Я в лагере совсем недолго командиром была, когда Мишка Коршунов ногу сломал и его домой забрали. Наша вожатая ещё жалела, что меня сразу не выбрали. Потому что Мишка не активный и не болеет за честь отряда. Да ещё картавый. Он, конечно, не виноват, что букву «р» не выговаривает, только очень уж смешно у него получалось:
— О-твяд! Ва-вняйсь! Смивно!
Очень мне хочется, чтобы меня в этом году командиром выбрали. Но в лагере не так, как в школе, не очень-то на твои пятёрки смотрят. И вожатые в начале смены никого ещё толком не знают. Надо, чтобы кто-нибудь тебя выкрикнул, когда выборы начнутся. Может быть, кто-нибудь заранее так договаривается, только это уж совсем нечестно. Ещё бывают такие девчонки-подлизы, которые угождают своим подружкам. Как будто одна королева, а другая ей прислуживает. Но у меня такой подружки нет. Я дружу с Ниной Салиховой, и у нас никто никому не слуга. Мы живём в одном дворе, учимся в одном классе и вместе поедем в лагерь на первую смену.
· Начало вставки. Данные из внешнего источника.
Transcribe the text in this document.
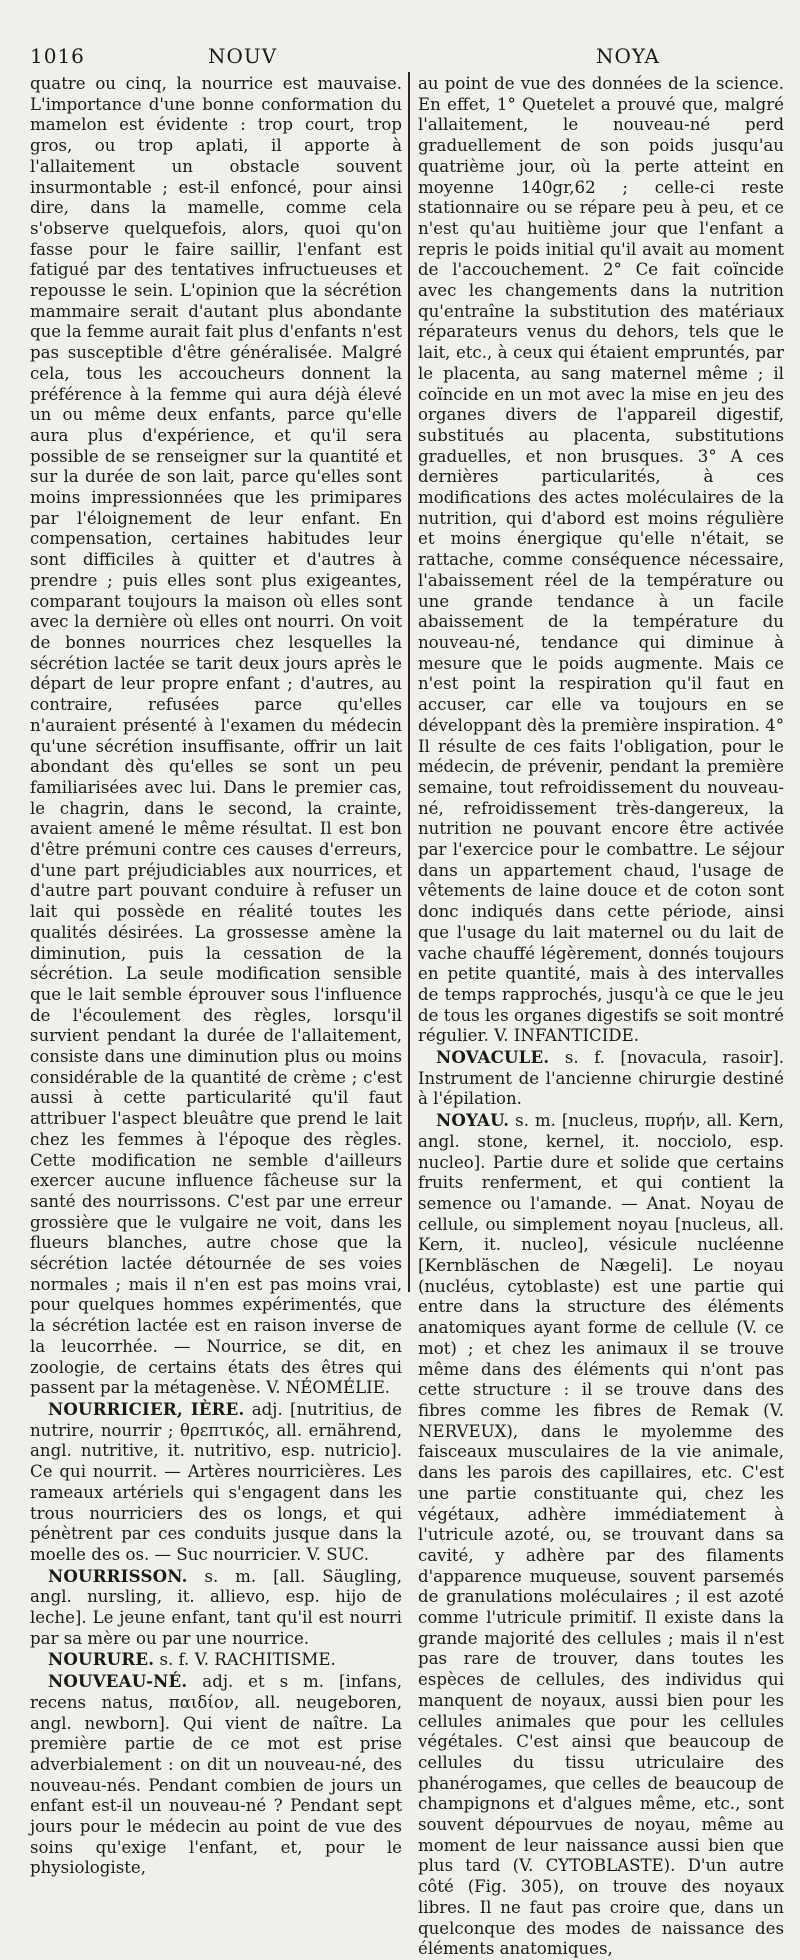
1016	NOUV	NOYA

quatre ou cinq, la nourrice est mauvaise. L'importance d'une bonne conformation du mamelon est évidente : trop court, trop gros, ou trop aplati, il apporte à l'allaitement un obstacle souvent insurmontable ; est-il enfoncé, pour ainsi dire, dans la mamelle, comme cela s'observe quelquefois, alors, quoi qu'on fasse pour le faire saillir, l'enfant est fatigué par des tentatives infructueuses et repousse le sein. L'opinion que la sécrétion mammaire serait d'autant plus abondante que la femme aurait fait plus d'enfants n'est pas susceptible d'être généralisée. Malgré cela, tous les accoucheurs donnent la préférence à la femme qui aura déjà élevé un ou même deux enfants, parce qu'elle aura plus d'expérience, et qu'il sera possible de se renseigner sur la quantité et sur la durée de son lait, parce qu'elles sont moins impressionnées que les primipares par l'éloignement de leur enfant. En compensation, certaines habitudes leur sont difficiles à quitter et d'autres à prendre ; puis elles sont plus exigeantes, comparant toujours la maison où elles sont avec la dernière où elles ont nourri. On voit de bonnes nourrices chez lesquelles la sécrétion lactée se tarit deux jours après le départ de leur propre enfant ; d'autres, au contraire, refusées parce qu'elles n'auraient présenté à l'examen du médecin qu'une sécrétion insuffisante, offrir un lait abondant dès qu'elles se sont un peu familiarisées avec lui. Dans le premier cas, le chagrin, dans le second, la crainte, avaient amené le même résultat. Il est bon d'être prémuni contre ces causes d'erreurs, d'une part préjudiciables aux nourrices, et d'autre part pouvant conduire à refuser un lait qui possède en réalité toutes les qualités désirées. La grossesse amène la diminution, puis la cessation de la sécrétion. La seule modification sensible que le lait semble éprouver sous l'influence de l'écoulement des règles, lorsqu'il survient pendant la durée de l'allaitement, consiste dans une diminution plus ou moins considérable de la quantité de crème ; c'est aussi à cette particularité qu'il faut attribuer l'aspect bleuâtre que prend le lait chez les femmes à l'époque des règles. Cette modification ne semble d'ailleurs exercer aucune influence fâcheuse sur la santé des nourrissons. C'est par une erreur grossière que le vulgaire ne voit, dans les flueurs blanches, autre chose que la sécrétion lactée détournée de ses voies normales ; mais il n'en est pas moins vrai, pour quelques hommes expérimentés, que la sécrétion lactée est en raison inverse de la leucorrhée. — Nourrice, se dit, en zoologie, de certains états des êtres qui passent par la métagenèse. V. NÉOMÉLIE.

NOURRICIER, IÈRE. adj. [nutritius, de nutrire, nourrir ; θρεπτικός, all. ernährend, angl. nutritive, it. nutritivo, esp. nutricio]. Ce qui nourrit. — Artères nourricières. Les rameaux artériels qui s'engagent dans les trous nourriciers des os longs, et qui pénètrent par ces conduits jusque dans la moelle des os. — Suc nourricier. V. SUC.

NOURRISSON. s. m. [all. Säugling, angl. nursling, it. allievo, esp. hijo de leche]. Le jeune enfant, tant qu'il est nourri par sa mère ou par une nourrice.

NOURURE. s. f. V. RACHITISME.

NOUVEAU-NÉ. adj. et s m. [infans, recens natus, παιδίον, all. neugeboren, angl. newborn]. Qui vient de naître. La première partie de ce mot est prise adverbialement : on dit un nouveau-né, des nouveau-nés. Pendant combien de jours un enfant est-il un nouveau-né ? Pendant sept jours pour le médecin au point de vue des soins qu'exige l'enfant, et, pour le physiologiste,

au point de vue des données de la science. En effet, 1° Quetelet a prouvé que, malgré l'allaitement, le nouveau-né perd graduellement de son poids jusqu'au quatrième jour, où la perte atteint en moyenne 140gr,62 ; celle-ci reste stationnaire ou se répare peu à peu, et ce n'est qu'au huitième jour que l'enfant a repris le poids initial qu'il avait au moment de l'accouchement. 2° Ce fait coïncide avec les changements dans la nutrition qu'entraîne la substitution des matériaux réparateurs venus du dehors, tels que le lait, etc., à ceux qui étaient empruntés, par le placenta, au sang maternel même ; il coïncide en un mot avec la mise en jeu des organes divers de l'appareil digestif, substitués au placenta, substitutions graduelles, et non brusques. 3° A ces dernières particularités, à ces modifications des actes moléculaires de la nutrition, qui d'abord est moins régulière et moins énergique qu'elle n'était, se rattache, comme conséquence nécessaire, l'abaissement réel de la température ou une grande tendance à un facile abaissement de la température du nouveau-né, tendance qui diminue à mesure que le poids augmente. Mais ce n'est point la respiration qu'il faut en accuser, car elle va toujours en se développant dès la première inspiration. 4° Il résulte de ces faits l'obligation, pour le médecin, de prévenir, pendant la première semaine, tout refroidissement du nouveau-né, refroidissement très-dangereux, la nutrition ne pouvant encore être activée par l'exercice pour le combattre. Le séjour dans un appartement chaud, l'usage de vêtements de laine douce et de coton sont donc indiqués dans cette période, ainsi que l'usage du lait maternel ou du lait de vache chauffé légèrement, donnés toujours en petite quantité, mais à des intervalles de temps rapprochés, jusqu'à ce que le jeu de tous les organes digestifs se soit montré régulier. V. INFANTICIDE.

NOVACULE. s. f. [novacula, rasoir]. Instrument de l'ancienne chirurgie destiné à l'épilation.

NOYAU. s. m. [nucleus, πυρήν, all. Kern, angl. stone, kernel, it. nocciolo, esp. nucleo]. Partie dure et solide que certains fruits renferment, et qui contient la semence ou l'amande. — Anat. Noyau de cellule, ou simplement noyau [nucleus, all. Kern, it. nucleo], vésicule nucléenne [Kernbläschen de Nægeli]. Le noyau (nucléus, cytoblaste) est une partie qui entre dans la structure des éléments anatomiques ayant forme de cellule (V. ce mot) ; et chez les animaux il se trouve même dans des éléments qui n'ont pas cette structure : il se trouve dans des fibres comme les fibres de Remak (V. NERVEUX), dans le myolemme des faisceaux musculaires de la vie animale, dans les parois des capillaires, etc. C'est une partie constituante qui, chez les végétaux, adhère immédiatement à l'utricule azoté, ou, se trouvant dans sa cavité, y adhère par des filaments d'apparence muqueuse, souvent parsemés de granulations moléculaires ; il est azoté comme l'utricule primitif. Il existe dans la grande majorité des cellules ; mais il n'est pas rare de trouver, dans toutes les espèces de cellules, des individus qui manquent de noyaux, aussi bien pour les cellules animales que pour les cellules végétales. C'est ainsi que beaucoup de cellules du tissu utriculaire des phanérogames, que celles de beaucoup de champignons et d'algues même, etc., sont souvent dépourvues de noyau, même au moment de leur naissance aussi bien que plus tard (V. CYTOBLASTE). D'un autre côté (Fig. 305), on trouve des noyaux libres. Il ne faut pas croire que, dans un quelconque des modes de naissance des éléments anatomiques,
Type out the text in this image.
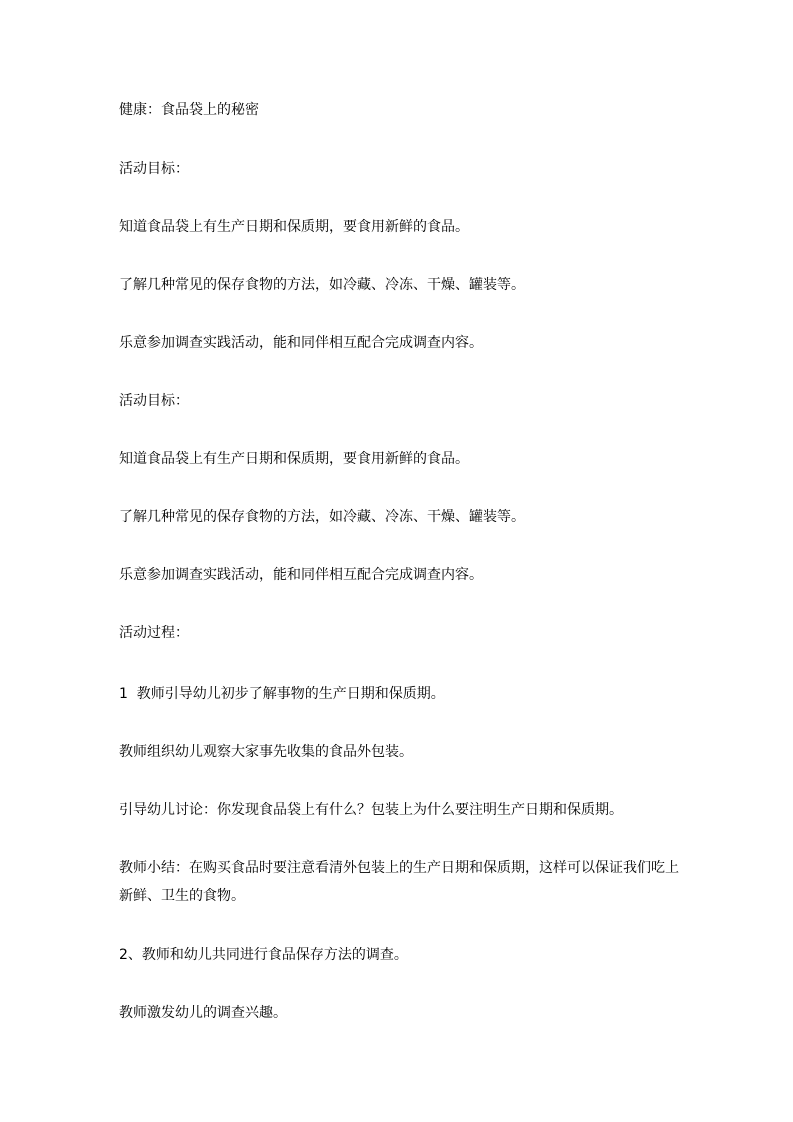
健康：食品袋上的秘密

活动目标：

知道食品袋上有生产日期和保质期，要食用新鲜的食品。

了解几种常见的保存食物的方法，如冷藏、冷冻、干燥、罐装等。

乐意参加调查实践活动，能和同伴相互配合完成调查内容。

活动目标：

知道食品袋上有生产日期和保质期，要食用新鲜的食品。

了解几种常见的保存食物的方法，如冷藏、冷冻、干燥、罐装等。

乐意参加调查实践活动，能和同伴相互配合完成调查内容。

活动过程：

1  教师引导幼儿初步了解事物的生产日期和保质期。

教师组织幼儿观察大家事先收集的食品外包装。

引导幼儿讨论：你发现食品袋上有什么？包装上为什么要注明生产日期和保质期。

教师小结：在购买食品时要注意看清外包装上的生产日期和保质期，这样可以保证我们吃上新鲜、卫生的食物。

2、教师和幼儿共同进行食品保存方法的调查。

教师激发幼儿的调查兴趣。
Нина ещё ни разу не была в пионерском лагере, а я-то уже в четвёртый раз еду. И я уже всё придумала: как мы в один отряд запишемся, как кровати займем у окошка, как зарядку будем прогуливать — это просто. А вот как в командиры выбраться? Надо постараться, чтобы вожатая тебя заметила с самого начала и подумала: вот хорошая девочка, активная и дисциплинированная, надо её председателем отряда выбрать.
И я начала стараться.
В день отъезда родители с детьми собрались около клуба. Там прямо на траве стояли столы с табличками «1 отряд», «2 отряд», а за столами сидели вожатые. Мы записались в четвёртый отряд к вожатой с красивым именем Иветта и стали ей помогать. Когда приходили знакомые ребята, мы их агитировали к нам записываться и рассказывали про них вожатой. А Валерку Кабакова, наоборот, отговорили в наш отряд идти, он дерётся и девочек обзывает.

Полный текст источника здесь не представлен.